Leur premier réflexe est effectivement de précaution et de prudence. Le premier point est qu’il n’y a pratiquement plus de touristes français au Caire, les tour-opérateurs ont affrété 30 avions pour aller les chercher. Environ 600.000 Français vont chaque année en Egypte, les départs sont suspendus au moins jusqu’à lundi inclus. Le second point est que les entreprises ont réduit leur activité. Vinci et Bouygues ont stoppé le chantier du métro du Caire (ligne 3) et fermé leurs bureaux. Lafarge a arrêté son usine de ciment, France Télécom a rapatrié un peu de personnel, tout comme le Crédit Agricole. BMW, l’allemand Metro ont fermé leurs établissements ou leurs supermarchés. Pas d’affolement donc, mais ce sont des dizaines de milliers de salariés égyptiens concernés.

Que pensent-elles, ces entreprises, de ce qu’il se passe ?

Sur le plan économique, qui est leur premier souci, elles ne sont pas surprises par la dégradation du climat social. On l’a dit hier ici, l’Egypte, c’est Janus (ou disons plutôt : deux profils égyptiens !). D’un côté, une croissance forte ces dernières années, supérieure à 5%. Un pays appartenant à la deuxième division des pays émergents –à côté de l’Afrique du Sud ou de l’Indonésie. De l’autre, une inflation galopante (10%), des prix de denrées alimentaires qui se sont envolés. Et une corruption, une bureaucratie qui sont allées en empirant au fil des années, l’armée contrôlant une partie –dans des proportions inconnues- de l’économie pour son propre compte. En Egypte, résumait il y a quelques jours un entrepreneur, le « qui tu connais ? » compte bien plus que le « que sais-tu faire ? ».

Et que pensent les sociétés étrangères de la situation, cette fois, politique ? L'incertitude politique n'est jamais propice aux affaires, mais imaginer que les régimes forts, dictatoriaux, sont ce qui leur plaît le plus serait une erreur. On est plus dans les années 70 en Amérique latine ! Pour des raisons qui ne tiennent pas seulement au goût de la démocratie. Régime autoritaire, en Egypte comme en Tunisie, veut dire stabilité, mais aussi centralisation du pouvoir, des décisions. Or, le développement a besoin au début peut-être de planification, de centralisation, mais le vrai développement ne vient qu’avec l’innovation, qui suppose de la liberté économique et politique.

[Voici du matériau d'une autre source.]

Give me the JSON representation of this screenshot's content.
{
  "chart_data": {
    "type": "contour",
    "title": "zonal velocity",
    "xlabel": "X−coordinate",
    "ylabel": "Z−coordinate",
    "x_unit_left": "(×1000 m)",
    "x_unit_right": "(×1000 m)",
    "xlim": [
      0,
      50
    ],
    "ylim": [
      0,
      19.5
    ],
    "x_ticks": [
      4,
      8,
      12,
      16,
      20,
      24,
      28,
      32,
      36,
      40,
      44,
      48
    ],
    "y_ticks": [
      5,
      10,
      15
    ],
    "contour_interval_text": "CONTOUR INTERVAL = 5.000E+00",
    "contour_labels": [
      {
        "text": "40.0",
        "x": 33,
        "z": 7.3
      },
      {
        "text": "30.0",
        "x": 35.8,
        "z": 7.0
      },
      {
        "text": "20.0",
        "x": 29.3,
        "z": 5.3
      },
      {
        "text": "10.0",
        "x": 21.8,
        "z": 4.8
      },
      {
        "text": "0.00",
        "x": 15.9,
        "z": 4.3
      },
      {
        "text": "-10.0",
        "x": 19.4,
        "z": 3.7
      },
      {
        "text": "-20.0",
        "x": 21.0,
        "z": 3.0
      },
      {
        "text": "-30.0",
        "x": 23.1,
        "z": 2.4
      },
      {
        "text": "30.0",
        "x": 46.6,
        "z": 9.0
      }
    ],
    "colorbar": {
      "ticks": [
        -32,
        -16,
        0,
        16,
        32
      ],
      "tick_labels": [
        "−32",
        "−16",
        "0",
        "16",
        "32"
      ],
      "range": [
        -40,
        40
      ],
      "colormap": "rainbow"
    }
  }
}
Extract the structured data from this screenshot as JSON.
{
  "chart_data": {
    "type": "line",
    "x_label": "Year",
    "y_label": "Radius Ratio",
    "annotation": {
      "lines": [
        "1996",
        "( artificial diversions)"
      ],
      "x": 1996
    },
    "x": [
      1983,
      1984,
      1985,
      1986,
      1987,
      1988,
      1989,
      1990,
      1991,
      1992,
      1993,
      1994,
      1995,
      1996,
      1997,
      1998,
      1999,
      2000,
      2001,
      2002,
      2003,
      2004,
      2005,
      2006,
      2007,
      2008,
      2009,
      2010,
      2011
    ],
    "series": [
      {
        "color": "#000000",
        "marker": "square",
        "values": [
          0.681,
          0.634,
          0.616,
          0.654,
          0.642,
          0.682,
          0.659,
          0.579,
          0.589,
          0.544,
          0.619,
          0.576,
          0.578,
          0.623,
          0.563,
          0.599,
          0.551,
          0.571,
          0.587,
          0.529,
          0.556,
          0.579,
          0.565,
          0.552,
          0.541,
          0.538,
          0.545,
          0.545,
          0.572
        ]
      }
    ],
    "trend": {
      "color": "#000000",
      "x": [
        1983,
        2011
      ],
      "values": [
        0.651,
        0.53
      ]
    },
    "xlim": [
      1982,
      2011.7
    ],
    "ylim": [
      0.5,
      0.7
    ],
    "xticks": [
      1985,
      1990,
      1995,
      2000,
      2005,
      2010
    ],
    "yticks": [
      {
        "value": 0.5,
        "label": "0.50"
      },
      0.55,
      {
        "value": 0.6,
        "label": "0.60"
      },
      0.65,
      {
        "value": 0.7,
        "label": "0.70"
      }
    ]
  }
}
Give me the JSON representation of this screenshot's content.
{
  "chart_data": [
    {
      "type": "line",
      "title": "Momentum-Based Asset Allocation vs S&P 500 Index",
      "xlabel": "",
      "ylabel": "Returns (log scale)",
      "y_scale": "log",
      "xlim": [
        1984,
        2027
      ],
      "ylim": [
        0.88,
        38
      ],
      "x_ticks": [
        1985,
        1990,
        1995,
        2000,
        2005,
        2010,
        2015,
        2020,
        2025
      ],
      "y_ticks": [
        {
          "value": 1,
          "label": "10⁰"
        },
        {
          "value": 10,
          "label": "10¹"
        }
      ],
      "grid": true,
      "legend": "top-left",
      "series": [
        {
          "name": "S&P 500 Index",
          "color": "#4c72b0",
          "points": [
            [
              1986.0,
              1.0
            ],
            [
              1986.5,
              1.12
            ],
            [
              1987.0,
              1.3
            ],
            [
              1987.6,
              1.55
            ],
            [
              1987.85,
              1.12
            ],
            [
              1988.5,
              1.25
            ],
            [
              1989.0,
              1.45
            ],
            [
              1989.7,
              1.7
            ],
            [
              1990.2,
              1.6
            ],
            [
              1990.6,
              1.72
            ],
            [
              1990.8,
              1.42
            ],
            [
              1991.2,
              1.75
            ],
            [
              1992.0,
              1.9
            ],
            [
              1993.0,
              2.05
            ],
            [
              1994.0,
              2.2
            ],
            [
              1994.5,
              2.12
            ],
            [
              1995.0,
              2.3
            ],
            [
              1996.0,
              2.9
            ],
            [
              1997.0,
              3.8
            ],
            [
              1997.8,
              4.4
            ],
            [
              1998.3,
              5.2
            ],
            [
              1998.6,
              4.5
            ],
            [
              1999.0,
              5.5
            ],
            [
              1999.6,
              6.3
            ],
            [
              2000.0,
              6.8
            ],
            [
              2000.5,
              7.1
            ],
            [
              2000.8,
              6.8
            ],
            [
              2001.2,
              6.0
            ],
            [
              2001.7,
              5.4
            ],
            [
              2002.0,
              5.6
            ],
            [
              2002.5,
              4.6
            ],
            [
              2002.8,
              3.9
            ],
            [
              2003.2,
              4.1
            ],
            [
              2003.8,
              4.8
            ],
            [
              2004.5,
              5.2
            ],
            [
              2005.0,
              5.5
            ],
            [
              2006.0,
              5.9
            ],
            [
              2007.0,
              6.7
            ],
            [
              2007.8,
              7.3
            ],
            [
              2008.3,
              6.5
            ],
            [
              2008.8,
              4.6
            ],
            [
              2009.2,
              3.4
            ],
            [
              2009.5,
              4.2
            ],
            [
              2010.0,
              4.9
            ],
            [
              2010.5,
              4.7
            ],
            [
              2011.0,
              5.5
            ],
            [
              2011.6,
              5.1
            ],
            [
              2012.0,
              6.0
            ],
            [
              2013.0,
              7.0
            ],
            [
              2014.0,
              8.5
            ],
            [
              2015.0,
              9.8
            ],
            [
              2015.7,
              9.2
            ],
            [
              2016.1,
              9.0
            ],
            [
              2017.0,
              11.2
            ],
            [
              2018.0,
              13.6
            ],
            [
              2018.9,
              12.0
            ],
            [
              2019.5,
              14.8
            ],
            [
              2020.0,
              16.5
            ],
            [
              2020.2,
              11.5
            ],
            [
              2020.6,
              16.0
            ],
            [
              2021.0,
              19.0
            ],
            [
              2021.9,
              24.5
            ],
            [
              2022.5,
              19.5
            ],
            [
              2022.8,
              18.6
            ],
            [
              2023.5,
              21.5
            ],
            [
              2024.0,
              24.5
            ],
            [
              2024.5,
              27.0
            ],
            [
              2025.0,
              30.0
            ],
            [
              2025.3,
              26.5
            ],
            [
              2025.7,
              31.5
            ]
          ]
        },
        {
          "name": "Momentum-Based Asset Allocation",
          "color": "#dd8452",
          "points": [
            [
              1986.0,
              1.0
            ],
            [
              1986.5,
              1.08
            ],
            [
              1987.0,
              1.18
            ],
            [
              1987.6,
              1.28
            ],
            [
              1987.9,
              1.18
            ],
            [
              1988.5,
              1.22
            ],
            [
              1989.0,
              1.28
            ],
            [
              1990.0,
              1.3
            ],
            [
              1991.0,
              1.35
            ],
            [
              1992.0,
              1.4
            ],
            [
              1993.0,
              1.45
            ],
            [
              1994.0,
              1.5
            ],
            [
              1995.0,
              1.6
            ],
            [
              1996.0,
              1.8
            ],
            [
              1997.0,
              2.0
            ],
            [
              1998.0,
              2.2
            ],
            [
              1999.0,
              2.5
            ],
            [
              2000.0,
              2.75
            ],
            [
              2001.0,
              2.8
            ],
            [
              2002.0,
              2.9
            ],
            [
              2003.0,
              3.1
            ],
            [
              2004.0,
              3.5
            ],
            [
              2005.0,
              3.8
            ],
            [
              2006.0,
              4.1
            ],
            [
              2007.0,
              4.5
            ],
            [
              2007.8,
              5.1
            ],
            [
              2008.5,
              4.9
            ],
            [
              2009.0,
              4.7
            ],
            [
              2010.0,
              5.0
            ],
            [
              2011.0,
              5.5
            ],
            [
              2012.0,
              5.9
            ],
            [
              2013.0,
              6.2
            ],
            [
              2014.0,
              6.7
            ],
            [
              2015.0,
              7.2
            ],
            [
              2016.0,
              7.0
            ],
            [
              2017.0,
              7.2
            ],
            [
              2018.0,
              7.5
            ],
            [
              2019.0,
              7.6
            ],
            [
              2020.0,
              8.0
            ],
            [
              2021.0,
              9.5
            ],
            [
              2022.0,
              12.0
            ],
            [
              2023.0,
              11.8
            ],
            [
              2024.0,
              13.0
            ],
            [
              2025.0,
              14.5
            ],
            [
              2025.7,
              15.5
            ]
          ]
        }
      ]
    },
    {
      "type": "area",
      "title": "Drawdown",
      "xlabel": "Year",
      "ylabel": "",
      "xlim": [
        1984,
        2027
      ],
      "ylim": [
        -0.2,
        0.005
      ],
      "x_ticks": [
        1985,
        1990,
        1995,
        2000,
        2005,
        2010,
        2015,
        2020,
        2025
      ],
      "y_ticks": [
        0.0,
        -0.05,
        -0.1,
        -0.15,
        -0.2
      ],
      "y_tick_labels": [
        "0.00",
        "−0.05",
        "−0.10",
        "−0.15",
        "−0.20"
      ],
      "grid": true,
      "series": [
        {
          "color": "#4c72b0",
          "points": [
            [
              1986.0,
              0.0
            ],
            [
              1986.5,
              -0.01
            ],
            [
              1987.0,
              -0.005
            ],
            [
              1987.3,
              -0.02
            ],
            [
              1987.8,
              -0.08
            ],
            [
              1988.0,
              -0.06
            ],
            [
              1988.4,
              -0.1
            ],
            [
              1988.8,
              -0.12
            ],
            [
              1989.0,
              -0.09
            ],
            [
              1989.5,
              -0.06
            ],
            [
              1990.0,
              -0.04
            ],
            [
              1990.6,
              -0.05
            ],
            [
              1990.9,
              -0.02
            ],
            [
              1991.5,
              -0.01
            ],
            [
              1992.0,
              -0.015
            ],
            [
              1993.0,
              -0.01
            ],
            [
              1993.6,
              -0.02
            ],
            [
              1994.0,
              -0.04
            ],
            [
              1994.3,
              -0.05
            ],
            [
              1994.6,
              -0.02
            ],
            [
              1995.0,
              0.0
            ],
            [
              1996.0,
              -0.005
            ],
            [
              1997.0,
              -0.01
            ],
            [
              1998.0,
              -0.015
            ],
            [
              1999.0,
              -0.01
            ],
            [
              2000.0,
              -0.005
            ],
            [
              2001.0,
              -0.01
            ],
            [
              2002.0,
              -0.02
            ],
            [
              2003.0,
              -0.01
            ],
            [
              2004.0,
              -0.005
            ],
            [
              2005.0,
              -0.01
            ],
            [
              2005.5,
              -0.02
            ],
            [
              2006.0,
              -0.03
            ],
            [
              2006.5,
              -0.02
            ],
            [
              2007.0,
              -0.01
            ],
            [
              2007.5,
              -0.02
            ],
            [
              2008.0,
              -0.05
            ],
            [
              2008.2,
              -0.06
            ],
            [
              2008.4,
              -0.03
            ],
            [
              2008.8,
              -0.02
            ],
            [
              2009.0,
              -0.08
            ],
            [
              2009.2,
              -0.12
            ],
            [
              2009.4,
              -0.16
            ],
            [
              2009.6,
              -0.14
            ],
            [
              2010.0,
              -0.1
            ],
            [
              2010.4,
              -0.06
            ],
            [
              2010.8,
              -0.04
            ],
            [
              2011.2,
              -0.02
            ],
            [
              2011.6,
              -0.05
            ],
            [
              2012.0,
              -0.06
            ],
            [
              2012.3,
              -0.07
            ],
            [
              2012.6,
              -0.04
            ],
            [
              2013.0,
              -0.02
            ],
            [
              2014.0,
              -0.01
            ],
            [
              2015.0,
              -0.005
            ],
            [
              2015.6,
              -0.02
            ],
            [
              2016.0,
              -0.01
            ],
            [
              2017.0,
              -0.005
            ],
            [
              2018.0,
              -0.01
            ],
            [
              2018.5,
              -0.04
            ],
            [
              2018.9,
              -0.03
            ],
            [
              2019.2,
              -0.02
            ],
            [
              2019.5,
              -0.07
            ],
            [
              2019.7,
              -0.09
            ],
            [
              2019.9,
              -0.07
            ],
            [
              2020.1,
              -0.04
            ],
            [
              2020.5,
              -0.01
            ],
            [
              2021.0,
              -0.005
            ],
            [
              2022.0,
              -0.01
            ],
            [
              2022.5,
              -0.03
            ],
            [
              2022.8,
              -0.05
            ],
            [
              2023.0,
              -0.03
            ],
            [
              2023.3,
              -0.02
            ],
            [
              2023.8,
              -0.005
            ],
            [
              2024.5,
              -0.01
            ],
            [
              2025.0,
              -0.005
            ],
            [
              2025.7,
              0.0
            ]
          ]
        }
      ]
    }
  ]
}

Les ex-pays de l’Est, la Corée du Sud, l’Indonésie ont décollé avec la démocratie. Et la Chine me direz-vous ? En Chine, c’est une croissance effrénée enrichissant les classes moyennes et une croissance au début en partie importée par les sociétés étrangères, qui fait tenir le régime. Bref, comme tout le monde, les entreprises espèrent que l’Egypte inventera une troisième voie entre régime islamiste et militaire. Comme en Turquie. La situation économique permet-elle de deviner quel sera le prochain domino après l’Egypte ? Non ! Le cocktail de causes est trop complexe. Presque pour l’anecdote et par ironie, on peut citer le dernier rapport des Nations-Unies (novembre) qui cite cinq pays arabes parmi les 10 pays les plus remarquables dans le monde où l’indice de développement humain – santé, éducation, espérance de vie – a le plus progressé en 40 ans : dont la Tunisie, le Maroc, l’Algérie, l’Arabie saoudite. C’est vraiment complexe mais la piste est tracée.